The budget does have something to do with reality (except when Bush kept his war spending "off-budget"), but the timing of borrowing affects the actual debt level at one moment. Saying the budget has nothing to do with reality is just sticking your fingers in your ears and going "nyah, nyah, I can't hear you."
The ones that turned a budget surplus into a deficit?
Whilst we had a "budget surplus", we were, in fact, still running up the debt. The national debt has not decreased since the Eisenhower Administration, back in 1957. So while many decry the whole "deficits don't matter" statement, the fact is actually true - a budget deficit or surplus is immaterial, as you can run a surplus on budget and still have your debt increase.
Source: National Debt to the Penny
However you want to do the math, the fact is that a budget DEFICIT increases debt faster than a budget SURPLUS.
Hey dumbass did you actually know that 100% of the debt is because congress passes bills and the president signs it (or has their veto overruled) that spend more than the treasury takes in.

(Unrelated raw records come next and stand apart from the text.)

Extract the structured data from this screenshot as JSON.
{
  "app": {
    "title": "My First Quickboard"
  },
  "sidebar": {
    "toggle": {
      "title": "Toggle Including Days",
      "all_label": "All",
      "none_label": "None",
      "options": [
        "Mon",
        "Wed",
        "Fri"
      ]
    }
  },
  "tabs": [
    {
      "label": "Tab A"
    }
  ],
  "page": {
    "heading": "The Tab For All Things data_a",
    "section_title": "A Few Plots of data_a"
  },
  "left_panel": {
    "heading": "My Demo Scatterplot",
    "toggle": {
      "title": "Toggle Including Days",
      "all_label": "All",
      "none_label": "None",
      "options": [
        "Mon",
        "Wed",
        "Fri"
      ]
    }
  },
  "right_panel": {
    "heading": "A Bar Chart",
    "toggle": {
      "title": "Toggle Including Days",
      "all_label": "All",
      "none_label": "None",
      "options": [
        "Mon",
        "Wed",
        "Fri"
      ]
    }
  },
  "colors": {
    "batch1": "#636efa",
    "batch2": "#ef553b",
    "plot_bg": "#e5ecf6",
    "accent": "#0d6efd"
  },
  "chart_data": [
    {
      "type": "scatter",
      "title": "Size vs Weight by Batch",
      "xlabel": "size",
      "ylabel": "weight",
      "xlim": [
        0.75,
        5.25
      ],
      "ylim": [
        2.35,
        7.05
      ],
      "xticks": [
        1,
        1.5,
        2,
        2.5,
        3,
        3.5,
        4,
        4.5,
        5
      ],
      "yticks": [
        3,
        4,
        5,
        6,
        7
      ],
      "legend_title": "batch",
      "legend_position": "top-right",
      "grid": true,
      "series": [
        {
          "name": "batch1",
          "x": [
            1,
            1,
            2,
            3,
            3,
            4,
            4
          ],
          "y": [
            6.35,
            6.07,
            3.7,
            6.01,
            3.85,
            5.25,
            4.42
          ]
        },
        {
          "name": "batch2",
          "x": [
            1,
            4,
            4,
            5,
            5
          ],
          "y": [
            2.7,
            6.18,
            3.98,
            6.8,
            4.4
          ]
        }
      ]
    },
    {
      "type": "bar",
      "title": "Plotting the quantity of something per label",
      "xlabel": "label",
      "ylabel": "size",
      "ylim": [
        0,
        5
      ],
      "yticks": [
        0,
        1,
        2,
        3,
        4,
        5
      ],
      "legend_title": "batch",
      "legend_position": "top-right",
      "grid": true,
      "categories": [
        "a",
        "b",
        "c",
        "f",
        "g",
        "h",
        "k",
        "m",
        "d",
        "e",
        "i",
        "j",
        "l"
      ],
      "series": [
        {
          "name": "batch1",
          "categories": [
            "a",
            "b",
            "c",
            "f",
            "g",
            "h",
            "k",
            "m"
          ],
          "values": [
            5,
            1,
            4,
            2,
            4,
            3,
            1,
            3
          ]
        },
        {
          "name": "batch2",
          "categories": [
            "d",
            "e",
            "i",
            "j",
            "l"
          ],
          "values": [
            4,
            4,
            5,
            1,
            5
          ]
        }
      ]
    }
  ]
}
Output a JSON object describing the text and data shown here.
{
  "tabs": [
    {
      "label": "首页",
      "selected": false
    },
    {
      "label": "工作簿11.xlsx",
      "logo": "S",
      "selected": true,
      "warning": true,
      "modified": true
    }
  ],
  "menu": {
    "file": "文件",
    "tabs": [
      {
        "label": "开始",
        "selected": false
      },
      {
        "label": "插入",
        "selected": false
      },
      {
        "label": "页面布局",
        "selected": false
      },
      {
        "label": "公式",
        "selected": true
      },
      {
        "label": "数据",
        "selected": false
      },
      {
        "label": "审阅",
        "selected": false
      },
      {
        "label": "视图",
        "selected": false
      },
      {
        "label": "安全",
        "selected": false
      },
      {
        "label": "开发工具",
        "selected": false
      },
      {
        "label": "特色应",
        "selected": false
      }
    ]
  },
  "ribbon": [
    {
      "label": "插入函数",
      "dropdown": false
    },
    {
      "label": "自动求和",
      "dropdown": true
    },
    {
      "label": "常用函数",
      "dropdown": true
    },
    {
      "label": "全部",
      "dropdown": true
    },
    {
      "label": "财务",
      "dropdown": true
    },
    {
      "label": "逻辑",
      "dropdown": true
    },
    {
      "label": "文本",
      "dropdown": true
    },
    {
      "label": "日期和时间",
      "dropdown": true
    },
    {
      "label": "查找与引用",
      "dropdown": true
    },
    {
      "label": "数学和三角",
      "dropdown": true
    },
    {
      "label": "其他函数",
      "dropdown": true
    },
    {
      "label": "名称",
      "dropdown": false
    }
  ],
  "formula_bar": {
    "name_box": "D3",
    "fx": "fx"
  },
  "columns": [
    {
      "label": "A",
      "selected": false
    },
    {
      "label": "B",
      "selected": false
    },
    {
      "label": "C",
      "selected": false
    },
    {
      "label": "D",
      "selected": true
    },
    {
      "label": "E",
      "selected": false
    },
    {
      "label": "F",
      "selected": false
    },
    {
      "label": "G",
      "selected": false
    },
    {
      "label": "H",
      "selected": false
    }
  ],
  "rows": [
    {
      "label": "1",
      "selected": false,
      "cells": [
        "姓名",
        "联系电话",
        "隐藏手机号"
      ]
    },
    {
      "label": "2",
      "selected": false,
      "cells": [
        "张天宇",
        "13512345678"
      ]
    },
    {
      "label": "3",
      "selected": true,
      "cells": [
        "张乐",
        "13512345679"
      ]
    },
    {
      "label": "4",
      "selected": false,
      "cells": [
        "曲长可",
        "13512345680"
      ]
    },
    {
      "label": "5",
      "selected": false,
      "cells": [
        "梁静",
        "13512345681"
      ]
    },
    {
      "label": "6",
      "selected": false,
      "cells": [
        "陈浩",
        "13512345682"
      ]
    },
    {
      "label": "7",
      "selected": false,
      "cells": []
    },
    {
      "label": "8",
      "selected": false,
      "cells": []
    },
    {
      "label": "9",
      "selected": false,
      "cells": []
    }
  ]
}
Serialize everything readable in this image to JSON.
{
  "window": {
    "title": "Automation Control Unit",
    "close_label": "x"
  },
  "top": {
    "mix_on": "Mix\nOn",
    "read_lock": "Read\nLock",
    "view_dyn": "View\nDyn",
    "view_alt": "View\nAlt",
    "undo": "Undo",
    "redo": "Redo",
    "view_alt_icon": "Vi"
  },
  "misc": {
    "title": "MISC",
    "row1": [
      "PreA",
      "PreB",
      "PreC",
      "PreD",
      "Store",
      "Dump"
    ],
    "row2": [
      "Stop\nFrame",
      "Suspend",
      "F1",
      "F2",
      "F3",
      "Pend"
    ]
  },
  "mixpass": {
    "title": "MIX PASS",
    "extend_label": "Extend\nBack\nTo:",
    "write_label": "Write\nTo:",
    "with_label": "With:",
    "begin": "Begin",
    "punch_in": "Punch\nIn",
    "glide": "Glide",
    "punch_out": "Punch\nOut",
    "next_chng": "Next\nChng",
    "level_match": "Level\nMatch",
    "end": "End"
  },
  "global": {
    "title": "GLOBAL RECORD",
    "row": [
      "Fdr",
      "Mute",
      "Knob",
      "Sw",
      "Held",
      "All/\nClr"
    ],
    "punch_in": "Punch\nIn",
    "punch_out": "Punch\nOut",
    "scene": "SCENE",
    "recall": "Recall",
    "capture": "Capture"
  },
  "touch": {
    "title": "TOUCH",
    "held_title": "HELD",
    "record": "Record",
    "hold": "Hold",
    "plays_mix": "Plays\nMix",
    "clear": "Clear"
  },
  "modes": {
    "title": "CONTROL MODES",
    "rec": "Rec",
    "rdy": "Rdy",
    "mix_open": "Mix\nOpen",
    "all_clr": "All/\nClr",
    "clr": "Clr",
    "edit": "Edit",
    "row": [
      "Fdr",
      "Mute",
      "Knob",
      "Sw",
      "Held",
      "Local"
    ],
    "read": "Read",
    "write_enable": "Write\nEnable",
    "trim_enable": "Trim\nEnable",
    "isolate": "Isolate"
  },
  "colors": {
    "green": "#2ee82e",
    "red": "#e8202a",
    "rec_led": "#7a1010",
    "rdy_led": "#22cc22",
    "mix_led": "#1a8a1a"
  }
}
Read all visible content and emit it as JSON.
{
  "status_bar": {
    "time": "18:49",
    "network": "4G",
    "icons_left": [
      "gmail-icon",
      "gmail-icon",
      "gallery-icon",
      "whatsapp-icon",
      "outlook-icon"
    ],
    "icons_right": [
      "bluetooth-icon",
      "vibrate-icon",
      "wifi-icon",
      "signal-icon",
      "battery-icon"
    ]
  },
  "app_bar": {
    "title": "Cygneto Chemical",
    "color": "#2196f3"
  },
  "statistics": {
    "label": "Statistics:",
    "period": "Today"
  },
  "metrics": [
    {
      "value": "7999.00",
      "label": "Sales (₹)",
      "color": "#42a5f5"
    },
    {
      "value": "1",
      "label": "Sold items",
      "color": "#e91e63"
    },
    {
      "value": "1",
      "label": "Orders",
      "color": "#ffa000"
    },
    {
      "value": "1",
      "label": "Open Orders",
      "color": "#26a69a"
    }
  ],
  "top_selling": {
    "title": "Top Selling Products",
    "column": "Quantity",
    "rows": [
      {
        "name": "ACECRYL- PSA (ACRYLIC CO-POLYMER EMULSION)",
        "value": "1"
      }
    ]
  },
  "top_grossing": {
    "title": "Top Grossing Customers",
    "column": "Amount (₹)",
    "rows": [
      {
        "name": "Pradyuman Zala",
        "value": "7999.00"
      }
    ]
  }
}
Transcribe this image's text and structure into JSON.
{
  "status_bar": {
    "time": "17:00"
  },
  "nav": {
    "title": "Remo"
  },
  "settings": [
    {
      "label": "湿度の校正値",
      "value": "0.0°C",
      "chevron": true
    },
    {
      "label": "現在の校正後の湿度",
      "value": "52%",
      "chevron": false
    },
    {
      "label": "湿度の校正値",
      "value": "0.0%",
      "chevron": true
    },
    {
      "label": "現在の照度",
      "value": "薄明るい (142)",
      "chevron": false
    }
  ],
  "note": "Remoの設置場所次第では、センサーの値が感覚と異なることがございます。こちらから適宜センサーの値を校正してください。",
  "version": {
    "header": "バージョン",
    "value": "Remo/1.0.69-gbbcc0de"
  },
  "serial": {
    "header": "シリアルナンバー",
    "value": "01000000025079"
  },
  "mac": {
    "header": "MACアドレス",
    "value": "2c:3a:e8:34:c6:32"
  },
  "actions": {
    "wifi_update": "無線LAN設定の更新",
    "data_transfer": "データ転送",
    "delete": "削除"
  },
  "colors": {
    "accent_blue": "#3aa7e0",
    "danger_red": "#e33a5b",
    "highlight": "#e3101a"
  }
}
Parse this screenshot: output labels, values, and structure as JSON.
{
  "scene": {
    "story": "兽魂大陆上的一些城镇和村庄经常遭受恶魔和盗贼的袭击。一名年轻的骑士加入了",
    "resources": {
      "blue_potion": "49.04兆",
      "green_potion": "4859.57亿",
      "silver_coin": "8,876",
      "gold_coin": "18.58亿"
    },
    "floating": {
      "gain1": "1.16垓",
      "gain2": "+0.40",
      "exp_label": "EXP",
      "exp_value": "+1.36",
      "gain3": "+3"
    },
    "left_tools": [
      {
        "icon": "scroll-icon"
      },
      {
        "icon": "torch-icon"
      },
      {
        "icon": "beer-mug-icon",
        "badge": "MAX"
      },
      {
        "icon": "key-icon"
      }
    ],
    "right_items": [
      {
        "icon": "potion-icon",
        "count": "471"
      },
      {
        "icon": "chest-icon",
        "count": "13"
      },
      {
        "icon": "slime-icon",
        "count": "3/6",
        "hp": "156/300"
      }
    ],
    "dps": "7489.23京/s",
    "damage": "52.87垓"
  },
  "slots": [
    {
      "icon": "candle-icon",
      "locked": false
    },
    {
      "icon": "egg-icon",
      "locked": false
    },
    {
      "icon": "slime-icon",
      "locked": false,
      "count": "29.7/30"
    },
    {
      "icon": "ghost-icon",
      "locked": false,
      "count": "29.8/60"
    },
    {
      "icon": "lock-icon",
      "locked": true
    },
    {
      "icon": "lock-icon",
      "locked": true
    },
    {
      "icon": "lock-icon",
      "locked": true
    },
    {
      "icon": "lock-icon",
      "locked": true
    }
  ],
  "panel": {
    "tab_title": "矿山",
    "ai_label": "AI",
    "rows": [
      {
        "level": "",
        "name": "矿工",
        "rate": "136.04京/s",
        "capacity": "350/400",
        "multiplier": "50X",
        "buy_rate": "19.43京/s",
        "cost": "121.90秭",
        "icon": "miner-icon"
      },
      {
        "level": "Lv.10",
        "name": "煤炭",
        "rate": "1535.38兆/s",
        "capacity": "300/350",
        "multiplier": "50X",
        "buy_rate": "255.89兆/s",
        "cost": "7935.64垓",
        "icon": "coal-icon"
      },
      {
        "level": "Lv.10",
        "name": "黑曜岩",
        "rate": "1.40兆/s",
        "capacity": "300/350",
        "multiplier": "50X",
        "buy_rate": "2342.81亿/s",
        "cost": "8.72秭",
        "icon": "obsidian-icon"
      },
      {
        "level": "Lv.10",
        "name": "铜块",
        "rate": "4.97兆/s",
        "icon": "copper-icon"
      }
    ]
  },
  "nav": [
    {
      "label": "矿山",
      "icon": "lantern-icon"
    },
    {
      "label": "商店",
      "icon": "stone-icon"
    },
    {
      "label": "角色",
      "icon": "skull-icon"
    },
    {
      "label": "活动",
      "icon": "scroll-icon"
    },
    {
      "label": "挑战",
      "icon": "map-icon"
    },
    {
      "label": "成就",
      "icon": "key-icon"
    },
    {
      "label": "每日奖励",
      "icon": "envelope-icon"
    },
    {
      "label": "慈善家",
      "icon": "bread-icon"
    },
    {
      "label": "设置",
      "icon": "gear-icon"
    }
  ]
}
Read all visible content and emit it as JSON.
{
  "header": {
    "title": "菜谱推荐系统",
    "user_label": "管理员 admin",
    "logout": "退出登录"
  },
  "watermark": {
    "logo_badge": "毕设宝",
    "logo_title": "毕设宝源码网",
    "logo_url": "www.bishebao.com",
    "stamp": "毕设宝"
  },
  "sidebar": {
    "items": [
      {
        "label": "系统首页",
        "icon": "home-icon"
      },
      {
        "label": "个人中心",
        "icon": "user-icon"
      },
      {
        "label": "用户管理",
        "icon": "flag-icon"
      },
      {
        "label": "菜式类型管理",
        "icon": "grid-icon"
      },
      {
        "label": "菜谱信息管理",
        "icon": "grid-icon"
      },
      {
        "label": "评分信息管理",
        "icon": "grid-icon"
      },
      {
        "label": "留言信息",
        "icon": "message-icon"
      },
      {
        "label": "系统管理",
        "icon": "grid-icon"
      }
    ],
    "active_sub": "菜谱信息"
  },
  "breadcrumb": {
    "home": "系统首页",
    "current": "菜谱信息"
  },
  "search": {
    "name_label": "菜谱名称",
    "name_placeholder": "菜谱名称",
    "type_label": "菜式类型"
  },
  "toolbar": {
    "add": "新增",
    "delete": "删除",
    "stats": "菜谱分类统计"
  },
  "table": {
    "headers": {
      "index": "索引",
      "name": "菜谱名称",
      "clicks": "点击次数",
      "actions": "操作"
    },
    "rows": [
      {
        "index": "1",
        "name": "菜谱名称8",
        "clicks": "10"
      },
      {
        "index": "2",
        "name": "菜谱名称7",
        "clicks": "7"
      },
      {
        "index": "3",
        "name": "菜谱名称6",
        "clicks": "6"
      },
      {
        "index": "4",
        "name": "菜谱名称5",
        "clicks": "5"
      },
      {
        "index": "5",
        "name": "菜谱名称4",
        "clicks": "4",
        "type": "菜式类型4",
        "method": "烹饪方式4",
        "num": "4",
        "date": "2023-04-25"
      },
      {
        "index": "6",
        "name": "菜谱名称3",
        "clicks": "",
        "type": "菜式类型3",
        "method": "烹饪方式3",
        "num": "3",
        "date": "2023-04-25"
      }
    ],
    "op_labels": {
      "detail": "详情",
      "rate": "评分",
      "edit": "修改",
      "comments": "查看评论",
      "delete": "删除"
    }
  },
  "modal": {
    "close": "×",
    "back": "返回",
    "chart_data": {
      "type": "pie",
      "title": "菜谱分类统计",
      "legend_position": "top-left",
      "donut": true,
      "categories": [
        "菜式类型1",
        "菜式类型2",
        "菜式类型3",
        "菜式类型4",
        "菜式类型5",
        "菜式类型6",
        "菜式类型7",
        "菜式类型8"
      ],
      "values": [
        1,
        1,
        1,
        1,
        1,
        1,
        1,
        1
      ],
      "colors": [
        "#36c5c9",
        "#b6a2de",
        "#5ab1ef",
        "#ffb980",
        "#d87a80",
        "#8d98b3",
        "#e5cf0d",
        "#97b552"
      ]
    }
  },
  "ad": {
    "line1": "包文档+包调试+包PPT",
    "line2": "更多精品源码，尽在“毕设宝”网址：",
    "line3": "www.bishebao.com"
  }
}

All joking aside the problem is really that income to the government isn't matching expenditures and each party seems to have their preferred method of solving that problem but either one will result in some portion of those in congress being voted out so our elected representatives vote in their own enlightened self interests which is to keep doing what we currently do.
No shit, Sherlock. I was responding to the troll. If you look at what happened at the turn of the century, we had a SURPLUS. This was quickly eaten away by the rich-man's welfare known as the Bush-era tax cuts. Then Bush invaded two countries (only one possibly justified) two erode more of this surplus. These were actions of Republicans. The troll was blaming the deficits on liberals, so I pointed out his faulty logic.